Le Théâtre du Nouveau Monde (TNM) a dévoilé hier sa programmation 2019-2020. Sur le thème de «Rêver grand», la compagnie de théâtre de répertoire, fondée en 1951, propose sept spectacles (dont deux hors abonnement) qui mettent de l'avant le riche imaginaire des artisans de la scène, dont celui d'une majorité de femmes.

LUC BOULANGER LA PRESSE

En effet, la directrice du TNM, Lorraine Pintal, se réjouit d'avoir atteint la parité, alors que parmi les 120 artistes et concepteurs qui font partie de sa nouvelle saison, on retrouvera 33 femmes sur scène et 33 conceptrices. 

La parole des femmes ne sera pas en reste. On entendra celle de Gabrielle Roy, dans la reprise de La détresse et l'enchantement avec Marie-Thérèse Fortin. Et celle de Sylvie Drapeau avec Fleuve, son très beau texte qui sera mis en scène par Angela Konrad en novembre. Celle-ci signe également l'adaptation de ce premier volet de la tétralogie de Drapeau, qui compte aussi Le Ciel, L'Enfer et La Terre. L'actrice-romancière sera sur scène aux côtés de Samuël Côté et de deux jeunes comédiennes.

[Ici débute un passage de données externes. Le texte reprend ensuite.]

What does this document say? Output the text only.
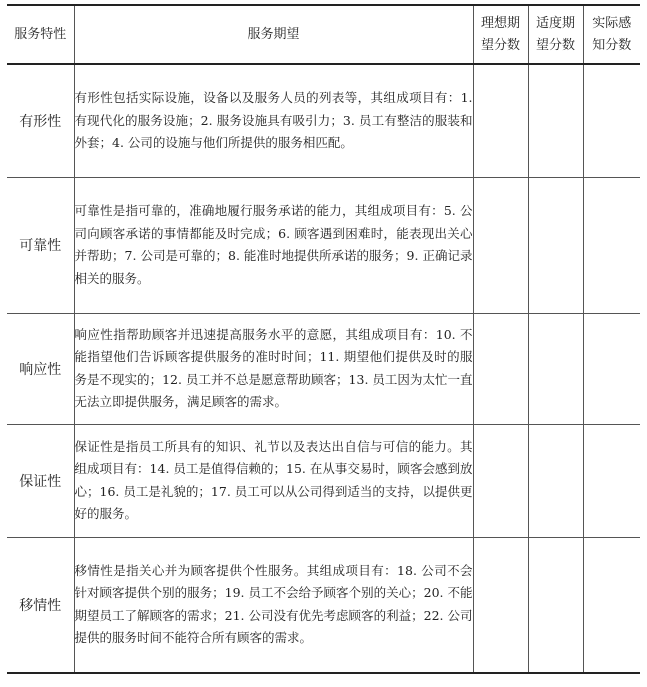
服务特性	服务期望	理想期望分数	适度期望分数	实际感知分数
有形性	有形性包括实际设施，设备以及服务人员的列表等，其组成项目有：1. 有现代化的服务设施；2. 服务设施具有吸引力；3. 员工有整洁的服装和外套；4. 公司的设施与他们所提供的服务相匹配。			
可靠性	可靠性是指可靠的，准确地履行服务承诺的能力，其组成项目有：5. 公司向顾客承诺的事情都能及时完成；6. 顾客遇到困难时，能表现出关心并帮助；7. 公司是可靠的；8. 能准时地提供所承诺的服务；9. 正确记录相关的服务。			
响应性	响应性指帮助顾客并迅速提高服务水平的意愿，其组成项目有：10. 不能指望他们告诉顾客提供服务的准时时间；11. 期望他们提供及时的服务是不现实的；12. 员工并不总是愿意帮助顾客；13. 员工因为太忙一直无法立即提供服务，满足顾客的需求。			
保证性	保证性是指员工所具有的知识、礼节以及表达出自信与可信的能力。其组成项目有：14. 员工是值得信赖的；15. 在从事交易时，顾客会感到放心；16. 员工是礼貌的；17. 员工可以从公司得到适当的支持，以提供更好的服务。			
移情性	移情性是指关心并为顾客提供个性服务。其组成项目有：18. 公司不会针对顾客提供个别的服务；19. 员工不会给予顾客个别的关心；20. 不能期望员工了解顾客的需求；21. 公司没有优先考虑顾客的利益；22. 公司提供的服务时间不能符合所有顾客的需求。			
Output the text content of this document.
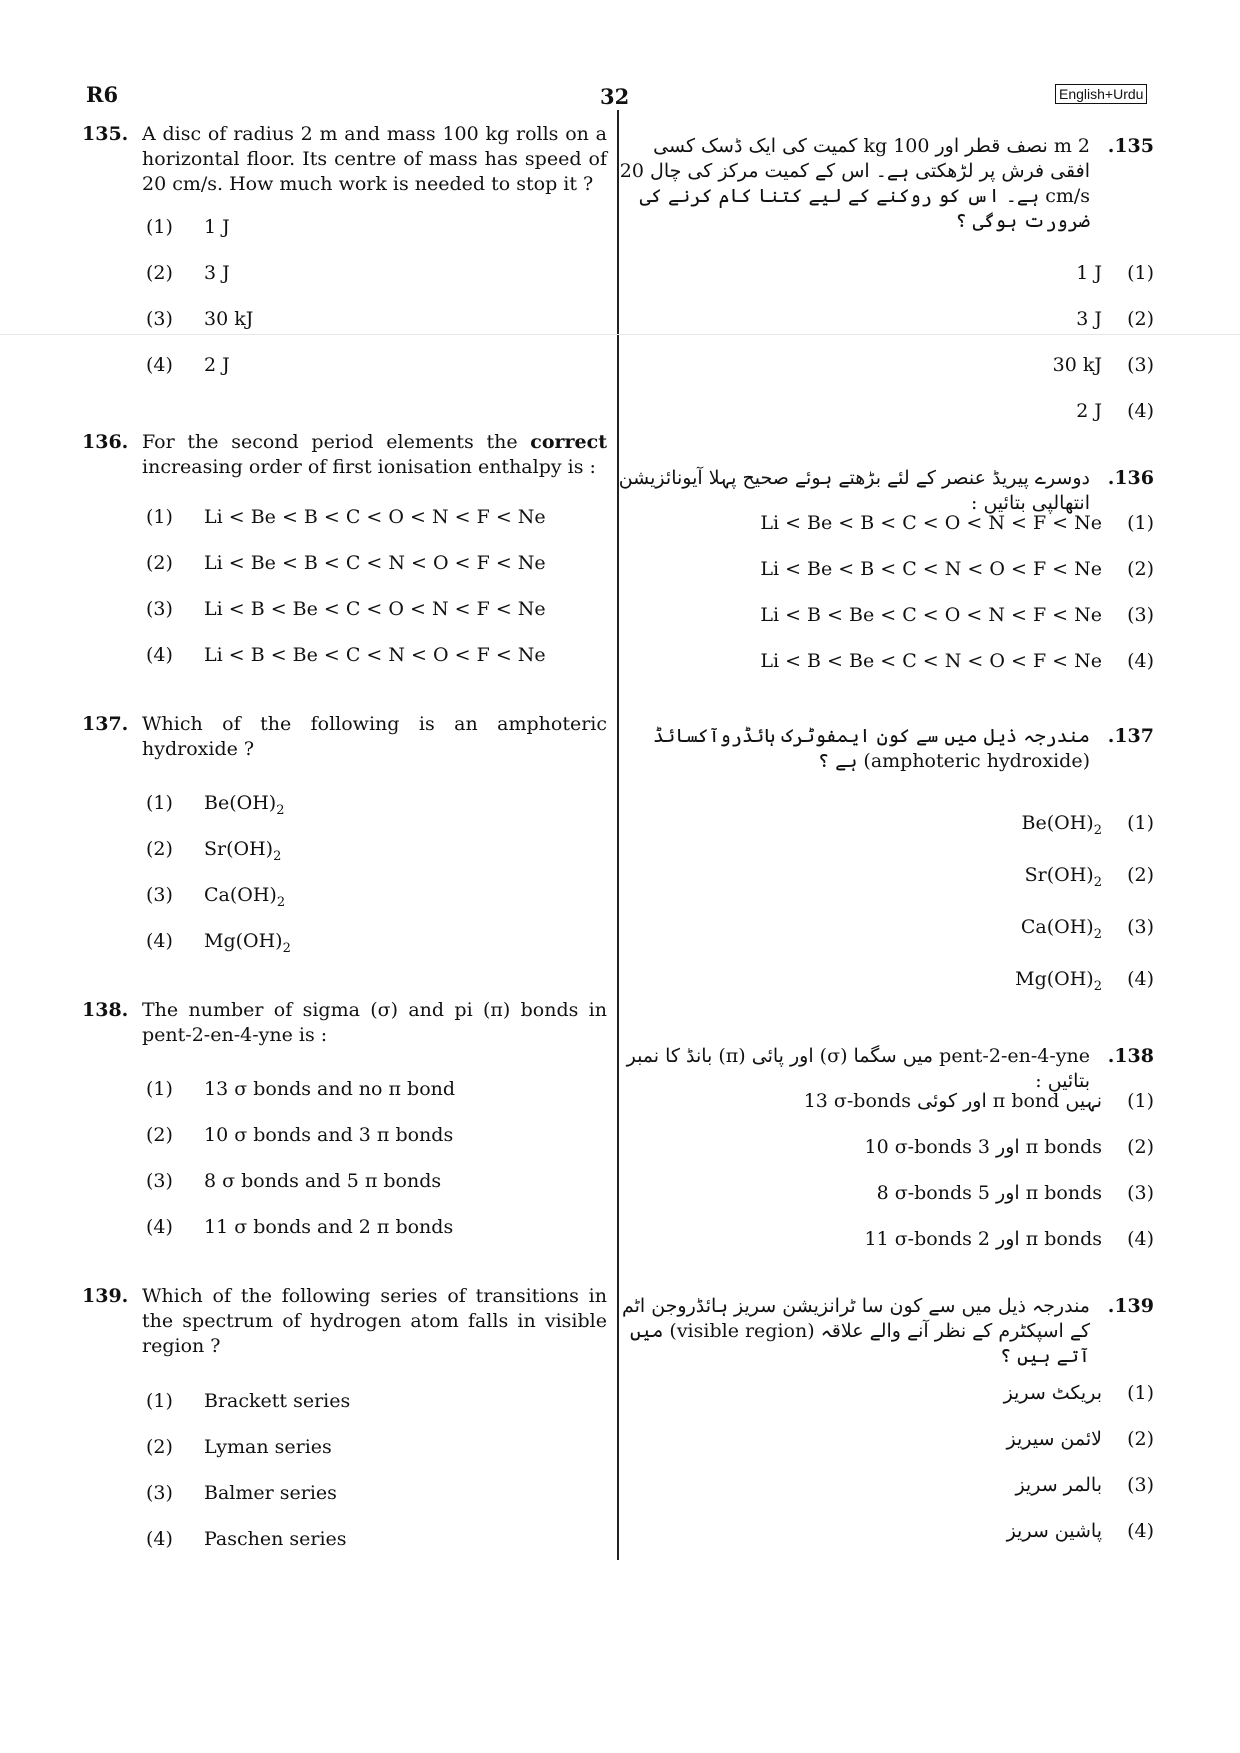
R6	32	English+Urdu
135. A disc of radius 2 m and mass 100 kg rolls on a horizontal floor. Its centre of mass has speed of 20 cm/s. How much work is needed to stop it ?
(1) 1 J
(2) 3 J
(3) 30 kJ
(4) 2 J
136. For the second period elements the correct increasing order of first ionisation enthalpy is :
(1) Li < Be < B < C < O < N < F < Ne
(2) Li < Be < B < C < N < O < F < Ne
(3) Li < B < Be < C < O < N < F < Ne
(4) Li < B < Be < C < N < O < F < Ne
137. Which of the following is an amphoteric hydroxide ?
(1) $Be(OH)_2$
(2) $Sr(OH)_2$
(3) $Ca(OH)_2$
(4) $Mg(OH)_2$
138. The number of sigma (σ) and pi (π) bonds in pent-2-en-4-yne is :
(1) 13 σ bonds and no π bond
(2) 10 σ bonds and 3 π bonds
(3) 8 σ bonds and 5 π bonds
(4) 11 σ bonds and 2 π bonds
139. Which of the following series of transitions in the spectrum of hydrogen atom falls in visible region ?
(1) Brackett series
(2) Lyman series
(3) Balmer series
(4) Paschen series
.135
2 m نصف قطر اور 100 kg کمیت کی ایک ڈسک کسی افقی فرش پر لڑھکتی ہے۔ اس کے کمیت مرکز کی چال 20 cm/s ہے۔ اس کو روکنے کے لیے کتنا کام کرنے کی ضرورت ہوگی ؟
1 J (1)
3 J (2)
30 kJ (3)
2 J (4)
.136
دوسرے پیریڈ عنصر کے لئے بڑھتے ہوئے صحیح پہلا آیونائزیشن انتھالپی بتائیں :
Li < Be < B < C < O < N < F < Ne (1)
Li < Be < B < C < N < O < F < Ne (2)
Li < B < Be < C < O < N < F < Ne (3)
Li < B < Be < C < N < O < F < Ne (4)
.137
مندرجہ ذیل میں سے کون ایمفوٹرک ہائڈروآکسائڈ (amphoteric hydroxide) ہے ؟
$Be(OH)_2$ (1)
$Sr(OH)_2$ (2)
$Ca(OH)_2$ (3)
$Mg(OH)_2$ (4)
.138
pent-2-en-4-yne میں سگما (σ) اور پائی (π) بانڈ کا نمبر بتائیں :
13 σ-bonds اور کوئی π bond نہیں (1)
10 σ-bonds اور 3 π bonds (2)
8 σ-bonds اور 5 π bonds (3)
11 σ-bonds اور 2 π bonds (4)
.139
مندرجہ ذیل میں سے کون سا ٹرانزیشن سریز ہائڈروجن اٹم کے اسپکٹرم کے نظر آنے والے علاقہ (visible region) میں آتے ہیں ؟
بریکٹ سریز (1)
لائمن سیریز (2)
بالمر سریز (3)
پاشین سریز (4)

Un Lysistrata contemporain 

Au printemps 2020, la révolte des femmes grondera sur la scène avec Lysis, une création librement inspirée de Lysistrata d'Aristophane, signée par deux jeunes créatrices inspirées, Fanny Britt et Alexia Bürger. Lorraine Pintal dirigera ici une impressionnante distribution, dont Monia Chokri, Anne-Élisabeth Bossé, France Castel et Marie Tifo. Mme Pintal fait aussi la mise en scène de L'avalée des avalés, de Réjean Ducharme, avec entre autres Louise Marleau. Une pièce «intime» pour un public restreint (400 places), assis dans les gradins sur la scène du TNM, avec un tarif unique et un bar ouvert, dans l'esprit et les volontés de Ducharme. 

L'âme des femmes

L'âme et le désir inassouvi des femmes d'un autre temps, on le trouve dans le spleen de Macha, Irina et Olga, ce trio mémorable des Trois soeurs, de Tchekhov. Le chef-d'oeuvre de l'auteur russe sera revisité par René Richard Cyr, avec Evelyne Brochu, Noémie Godin-Vigneau et Rebecca Vachon dans les rôles-titres. 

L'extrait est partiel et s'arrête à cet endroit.